Stephen Schoenberger, PhD, Professor of Medicine, is an immunobiologist who is investigating the mechanism by which primary B and T cells induce a state of antigen-specific immune tolerance in CTL and the extent to which their transformed counterparts (lymphoma and leukemia) utilize the same pathway to purge the host repertoire of T cells capable of recognizing the numerous mutated antigens which arise as a consequence of neoplastic transformation.
Geoffrey Wahl, PhD, Adjunct Professor, Division of Biological Sciences, UCSD; Member, Salk Institute (former President, AACR). Dr. Wahl is a cell and molecular biologist who has played a major role in understanding the function of p53, and elucidating the genetic mechanisms by which tumor cells become drug resistant. His research is now focused on the stem cell state and the identification and function of stem cells in breast cancer with the major goal being to gain a greater understanding of the pathways that contribute to the growth and survival of the fetal mammary stem cells and to determine if human cancers share these pathways.
Jing Yang, PhD, Associate Professor of Pharmacology and Pediatrics. Dr. Yang is a cell biologist interested in the role of the TWIST transcription factor in cellular transformation and response to carcinogen exposure. Her current research focuses on dissection of the signaling pathways that regulate EMT and tumor metastasis and determinations of how activation of EMT promotes tumor metastasis in vivo. She uses genomic, cell and molecular approaches to understand the downstream targets and upstream regulators of Twist1 in promoting EMT and tumor metastasis.

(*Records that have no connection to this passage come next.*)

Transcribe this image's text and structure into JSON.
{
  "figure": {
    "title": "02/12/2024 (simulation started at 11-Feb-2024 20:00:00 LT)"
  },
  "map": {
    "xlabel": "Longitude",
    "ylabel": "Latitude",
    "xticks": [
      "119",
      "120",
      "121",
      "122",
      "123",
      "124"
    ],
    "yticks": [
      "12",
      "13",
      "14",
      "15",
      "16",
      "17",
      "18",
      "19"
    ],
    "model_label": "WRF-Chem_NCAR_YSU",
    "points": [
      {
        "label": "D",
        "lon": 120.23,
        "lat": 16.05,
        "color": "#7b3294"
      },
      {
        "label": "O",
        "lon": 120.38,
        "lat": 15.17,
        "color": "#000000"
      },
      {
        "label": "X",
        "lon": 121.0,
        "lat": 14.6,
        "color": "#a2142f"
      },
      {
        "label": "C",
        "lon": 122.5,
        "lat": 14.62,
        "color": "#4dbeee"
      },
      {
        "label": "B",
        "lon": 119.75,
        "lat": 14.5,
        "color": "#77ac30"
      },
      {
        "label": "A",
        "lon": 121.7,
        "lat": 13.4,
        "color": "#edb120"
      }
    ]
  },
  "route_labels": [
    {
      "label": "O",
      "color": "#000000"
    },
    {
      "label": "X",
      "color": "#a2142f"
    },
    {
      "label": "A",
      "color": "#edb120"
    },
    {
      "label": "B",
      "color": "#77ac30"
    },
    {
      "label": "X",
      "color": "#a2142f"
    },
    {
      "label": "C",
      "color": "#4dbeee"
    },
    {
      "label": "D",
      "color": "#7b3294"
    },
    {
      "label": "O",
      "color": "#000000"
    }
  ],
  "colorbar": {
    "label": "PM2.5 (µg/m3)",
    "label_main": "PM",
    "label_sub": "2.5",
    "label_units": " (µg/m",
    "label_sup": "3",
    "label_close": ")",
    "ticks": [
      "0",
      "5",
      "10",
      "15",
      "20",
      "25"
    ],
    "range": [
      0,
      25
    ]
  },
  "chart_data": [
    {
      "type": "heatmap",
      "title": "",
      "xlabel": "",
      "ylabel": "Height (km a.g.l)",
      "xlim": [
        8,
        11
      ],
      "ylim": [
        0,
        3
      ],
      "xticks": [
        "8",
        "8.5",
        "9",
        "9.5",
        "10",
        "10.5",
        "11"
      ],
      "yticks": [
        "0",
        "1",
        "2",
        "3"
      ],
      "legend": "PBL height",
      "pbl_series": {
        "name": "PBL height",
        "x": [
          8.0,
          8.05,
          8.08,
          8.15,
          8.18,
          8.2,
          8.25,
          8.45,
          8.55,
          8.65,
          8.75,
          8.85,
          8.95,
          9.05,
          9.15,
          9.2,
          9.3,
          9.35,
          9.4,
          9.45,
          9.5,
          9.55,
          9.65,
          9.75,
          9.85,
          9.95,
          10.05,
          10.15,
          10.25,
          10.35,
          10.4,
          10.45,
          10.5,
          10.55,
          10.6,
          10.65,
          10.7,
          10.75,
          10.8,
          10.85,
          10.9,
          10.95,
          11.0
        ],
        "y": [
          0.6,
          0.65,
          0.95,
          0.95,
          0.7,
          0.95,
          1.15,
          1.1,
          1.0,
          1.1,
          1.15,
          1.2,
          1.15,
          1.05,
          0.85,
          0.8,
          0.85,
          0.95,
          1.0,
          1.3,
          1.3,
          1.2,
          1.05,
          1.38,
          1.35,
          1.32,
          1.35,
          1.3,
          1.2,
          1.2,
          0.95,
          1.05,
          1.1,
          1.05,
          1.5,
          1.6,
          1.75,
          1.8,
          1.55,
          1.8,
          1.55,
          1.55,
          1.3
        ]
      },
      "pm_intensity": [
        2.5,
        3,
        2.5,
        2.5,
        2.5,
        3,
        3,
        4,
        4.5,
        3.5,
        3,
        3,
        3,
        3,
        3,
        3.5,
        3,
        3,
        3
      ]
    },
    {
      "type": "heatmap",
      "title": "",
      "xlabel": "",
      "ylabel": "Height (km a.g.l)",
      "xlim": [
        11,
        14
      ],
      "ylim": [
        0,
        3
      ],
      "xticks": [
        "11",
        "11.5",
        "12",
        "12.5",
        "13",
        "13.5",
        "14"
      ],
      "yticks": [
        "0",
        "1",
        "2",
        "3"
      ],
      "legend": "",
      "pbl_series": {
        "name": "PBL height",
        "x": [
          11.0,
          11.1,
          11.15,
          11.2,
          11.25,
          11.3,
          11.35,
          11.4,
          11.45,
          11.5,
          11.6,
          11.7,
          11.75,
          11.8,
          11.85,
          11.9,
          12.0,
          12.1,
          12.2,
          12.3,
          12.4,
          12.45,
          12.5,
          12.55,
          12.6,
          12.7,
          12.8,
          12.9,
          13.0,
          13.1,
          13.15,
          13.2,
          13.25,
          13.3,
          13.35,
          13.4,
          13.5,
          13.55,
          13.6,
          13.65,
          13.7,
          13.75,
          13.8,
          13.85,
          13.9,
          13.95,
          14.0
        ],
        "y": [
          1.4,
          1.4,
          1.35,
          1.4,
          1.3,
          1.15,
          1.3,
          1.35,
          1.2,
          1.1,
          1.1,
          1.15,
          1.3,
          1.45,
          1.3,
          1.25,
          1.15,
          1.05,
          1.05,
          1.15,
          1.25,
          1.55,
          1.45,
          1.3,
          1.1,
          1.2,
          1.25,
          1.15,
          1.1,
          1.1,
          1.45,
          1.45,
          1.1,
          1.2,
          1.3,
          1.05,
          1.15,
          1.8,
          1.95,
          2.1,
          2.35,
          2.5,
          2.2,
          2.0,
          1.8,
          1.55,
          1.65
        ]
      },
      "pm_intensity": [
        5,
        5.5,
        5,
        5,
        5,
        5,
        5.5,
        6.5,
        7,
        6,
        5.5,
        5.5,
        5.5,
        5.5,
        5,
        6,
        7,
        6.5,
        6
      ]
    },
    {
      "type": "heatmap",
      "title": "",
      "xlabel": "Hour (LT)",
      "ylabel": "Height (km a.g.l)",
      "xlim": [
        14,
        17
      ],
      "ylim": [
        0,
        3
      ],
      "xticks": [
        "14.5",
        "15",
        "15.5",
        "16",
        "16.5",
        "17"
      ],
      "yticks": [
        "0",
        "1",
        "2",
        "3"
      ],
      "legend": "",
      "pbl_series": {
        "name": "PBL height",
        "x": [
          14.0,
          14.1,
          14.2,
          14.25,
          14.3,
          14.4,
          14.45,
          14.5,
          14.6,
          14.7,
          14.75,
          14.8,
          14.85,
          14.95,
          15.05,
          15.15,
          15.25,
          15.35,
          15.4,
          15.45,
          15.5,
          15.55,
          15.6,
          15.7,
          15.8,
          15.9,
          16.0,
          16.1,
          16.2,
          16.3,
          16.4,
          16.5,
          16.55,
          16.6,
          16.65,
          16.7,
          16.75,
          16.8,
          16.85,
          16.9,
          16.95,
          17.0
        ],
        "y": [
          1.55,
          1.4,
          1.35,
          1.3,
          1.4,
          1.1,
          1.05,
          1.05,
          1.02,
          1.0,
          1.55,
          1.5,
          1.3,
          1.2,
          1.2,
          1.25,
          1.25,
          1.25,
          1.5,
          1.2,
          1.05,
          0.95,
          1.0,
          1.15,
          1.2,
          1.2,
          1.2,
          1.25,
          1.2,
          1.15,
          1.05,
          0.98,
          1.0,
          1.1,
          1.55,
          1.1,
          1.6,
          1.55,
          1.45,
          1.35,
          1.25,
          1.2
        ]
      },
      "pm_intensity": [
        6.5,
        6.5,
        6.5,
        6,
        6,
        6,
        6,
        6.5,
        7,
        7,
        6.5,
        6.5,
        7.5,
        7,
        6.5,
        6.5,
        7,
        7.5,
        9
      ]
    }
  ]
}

Liangfang Zhang, PhD, Professor of NanoEngineering. His research focus is on the design, synthesis, characterization and evaluation of biomimetic nanotechnologies for biomedical applications with a particular focus on drug delivery, biodetoxification and vaccination. One major research goal is to overcome the various therapeutic barriers in cancer treatments. Dr. Zhang recently invented a novel and robust cell-membrane-coated nanoparticle system for advanced drug delivery and anticancer vaccination. By cloaking synthetic drug nanocarriers with natural cell membranes, the resulting hybrid, biomimetic nanoparticles are disguised as natural cells and have shown many unique features for systemic anticancer drug delivery and vaccination.